Editorial | Hong Kong exchange must look beyond the failure of London deal
- The local bourse should examine other opportunities and by doing so, it will help the city return to growth

Hong Kong’s decision not to go ahead with a takeover bid for the London Stock Exchange (LSE) is disappointing, but inevitable. The US$36.6 billion offer was considered by the British bourse to be insufficient, several shareholders reportedly wanting the amount raised by 20 per cent.
That would have been excessive and the risks involved too high, so the proposal has been dropped. But that does not mean visions of the city becoming a global financial centre should be given up; the way forward for the local exchange obviously still lies in its expansion and diversification.
The cash-and-stock offer was the highest-ever bid for an exchange and audacious given the political climate in both Hong Kong and Britain. It was dependent on the LSE dropping its US$27 billion attempt to buy the financial data provider Refinitiv.

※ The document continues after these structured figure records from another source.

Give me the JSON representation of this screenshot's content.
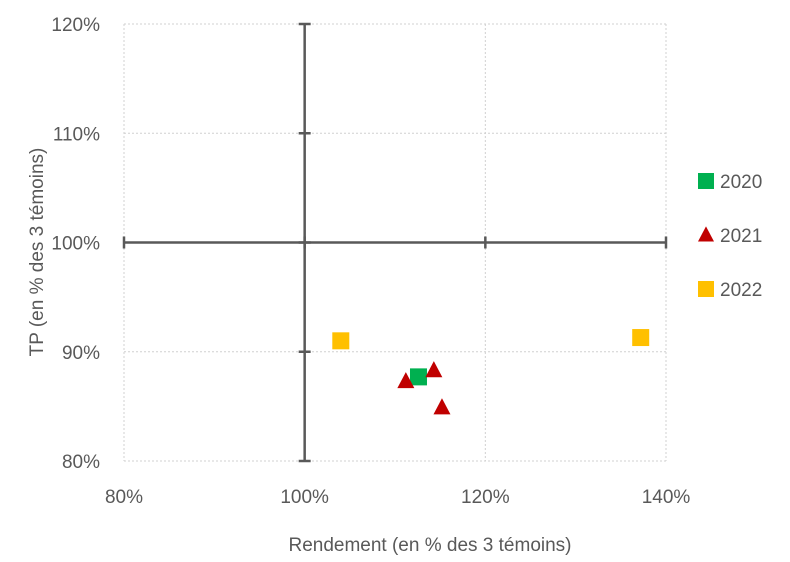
{
  "chart_data": {
    "type": "scatter",
    "xlabel": "Rendement (en % des 3 témoins)",
    "ylabel": "TP (en % des 3 témoins)",
    "xlim": [
      0.8,
      1.4
    ],
    "ylim": [
      0.8,
      1.2
    ],
    "x_ticks": [
      "80%",
      "100%",
      "120%",
      "140%"
    ],
    "y_ticks": [
      "80%",
      "90%",
      "100%",
      "110%",
      "120%"
    ],
    "grid": true,
    "reference_lines": {
      "x": 1.0,
      "y": 1.0
    },
    "legend_position": "right",
    "series": [
      {
        "name": "2020",
        "marker": "square",
        "color": "#00B050",
        "points": [
          {
            "x": 1.126,
            "y": 0.877
          }
        ]
      },
      {
        "name": "2021",
        "marker": "triangle",
        "color": "#C00000",
        "points": [
          {
            "x": 1.112,
            "y": 0.873
          },
          {
            "x": 1.143,
            "y": 0.883
          },
          {
            "x": 1.152,
            "y": 0.849
          }
        ]
      },
      {
        "name": "2022",
        "marker": "square",
        "color": "#FFC000",
        "points": [
          {
            "x": 1.04,
            "y": 0.91
          },
          {
            "x": 1.372,
            "y": 0.913
          }
        ]
      }
    ]
  }
}
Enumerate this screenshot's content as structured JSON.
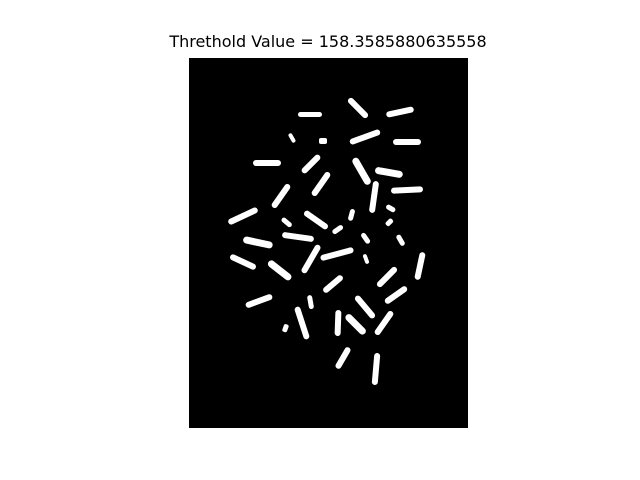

But raising the outlay would have meant increased borrowing for Hong Kong Exchanges and Clearing (HKEX), heightening risks amid the gloomy outlook for the local, Chinese and global economies. Even if British shareholders were won over, though, political and regulatory hurdles would still have had to be surmounted.

But the LSE’s rejection of the bid two days after it was made on September 11, the expectations of shareholders and the regulatory challenges have not deterred HKEX. It said yesterday that it continued to believe that a tie-up of the two exchanges would be “strategically compelling and would create a world-leading market infrastructure group”.